Wednesday, February 27, 2008

Got To Keep The Loonies On The Path

Recent news stories are enlightening me to a painful fact. Most people no nothing about finance. I am not talking about high finance engineered in boardrooms around the globe, but personal finance. Recently, we saw how investors (and some advisers) confused the word auction with maturity. Ignorance also exists on the financing side of personal finance. It turns out, many people do not understand how their financing vehicle of choice works. Many people have no idea how lending rates are set. While the detailed story is beyond the scope of a daily blog, we will attempt to she some light on the subject.

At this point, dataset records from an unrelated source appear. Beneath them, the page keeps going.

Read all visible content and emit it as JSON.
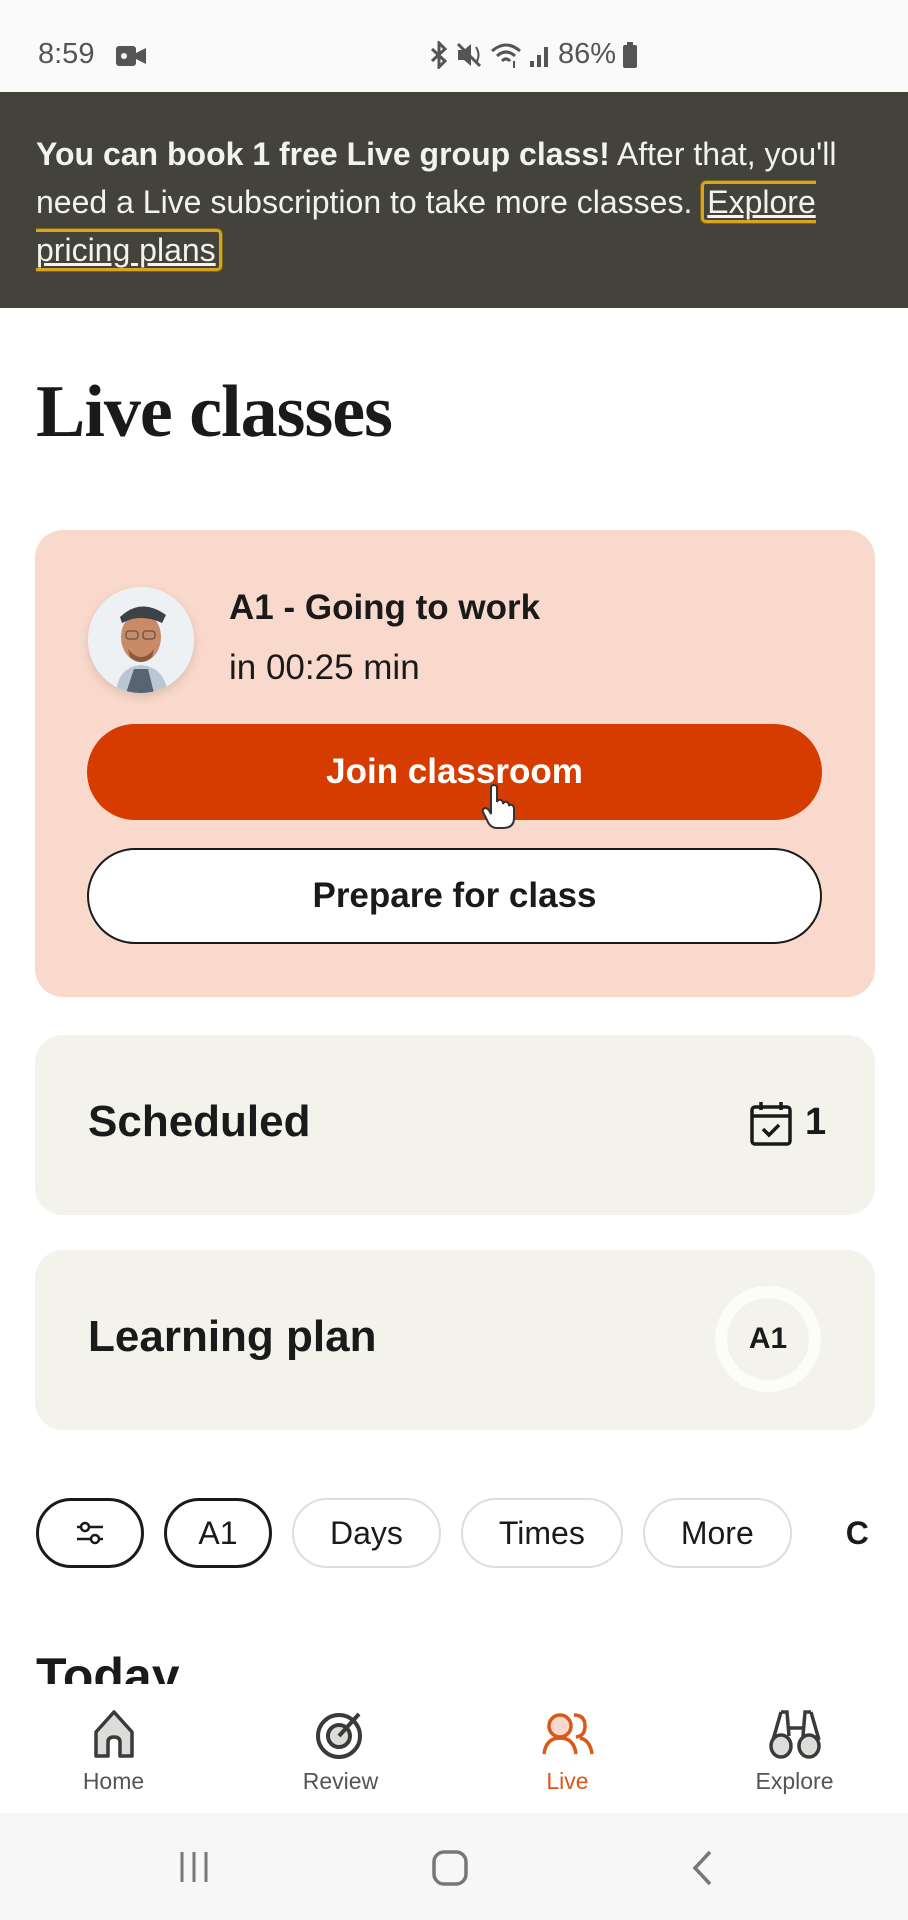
{
  "status_bar": {
    "time": "8:59",
    "battery": "86%",
    "icons": [
      "video-camera-icon",
      "bluetooth-icon",
      "mute-icon",
      "wifi-icon",
      "signal-icon",
      "battery-icon"
    ]
  },
  "banner": {
    "bold_text": "You can book 1 free Live group class!",
    "text": " After that, you'll need a Live subscription to take more classes. ",
    "link_label": "Explore pricing plans"
  },
  "page_title": "Live classes",
  "upcoming_class": {
    "title": "A1 - Going to work",
    "countdown": "in 00:25 min",
    "join_label": "Join classroom",
    "prepare_label": "Prepare for class",
    "accent_color": "#d63c00",
    "card_color": "#f9d9cb"
  },
  "scheduled": {
    "label": "Scheduled",
    "count": "1"
  },
  "learning_plan": {
    "label": "Learning plan",
    "level": "A1"
  },
  "filters": {
    "chips": [
      {
        "label": "A1",
        "active": true
      },
      {
        "label": "Days",
        "active": false
      },
      {
        "label": "Times",
        "active": false
      },
      {
        "label": "More",
        "active": false
      }
    ],
    "truncated_next": "C"
  },
  "section_heading": "Today",
  "bottom_nav": {
    "items": [
      {
        "label": "Home",
        "icon": "home-icon",
        "active": false
      },
      {
        "label": "Review",
        "icon": "target-icon",
        "active": false
      },
      {
        "label": "Live",
        "icon": "people-icon",
        "active": true
      },
      {
        "label": "Explore",
        "icon": "binoculars-icon",
        "active": false
      }
    ],
    "active_color": "#d9581a"
  }
}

An article on the front page of today's Wall Street Journal discusses declining home prices. One person interviewed by the Journal was disappointed because he could not refinance his adjustable-rate mortgage into a fixed-rate mortgage and thought that the lower Fed Fund rates would cause fixed rate mortgage rates to drop.

What this and many other borrowers do not understand is that the Fed does not directly influence long-term interest rates. Long-term interest rates are mostly influenced by inflation data and expectations. This is evidenced by the steep U.S. treasury yield curve. Higher inflation is preventing long-term financing rates from falling further.

Another factor preventing the refinancing of adjustable-rate mortgages is that banks have more stringent lending standards. It is more difficult to qualify for a mortgage and those who can qualify are paying a higher spread over treasuries than in the past. This is not unexpected as banks are attempting to better quantify credit risk.

One has to ask the question: Didn't borrowers realize that adjustable-rate mortgages adjust? Most did, but believed (or were duped into believing) that if rates went up, they could refinance in to a low-rate fixed-rate mortgage. Few were concerned with home prices as they always go up, no? Why someone would gamble with their home is beyond me. Never risk the roof over your head. Buy a home you can afford with a fixed-rate mortgage and be happy.

Some politicians are voicing opinions about how to bail out homeowners and preventing home prices from trending even lower. Unfortunately, failure to let prices adjust to the forces of supply and demand (there is much more supply than demand) will only deepen and prolong the pain. This is making people loony.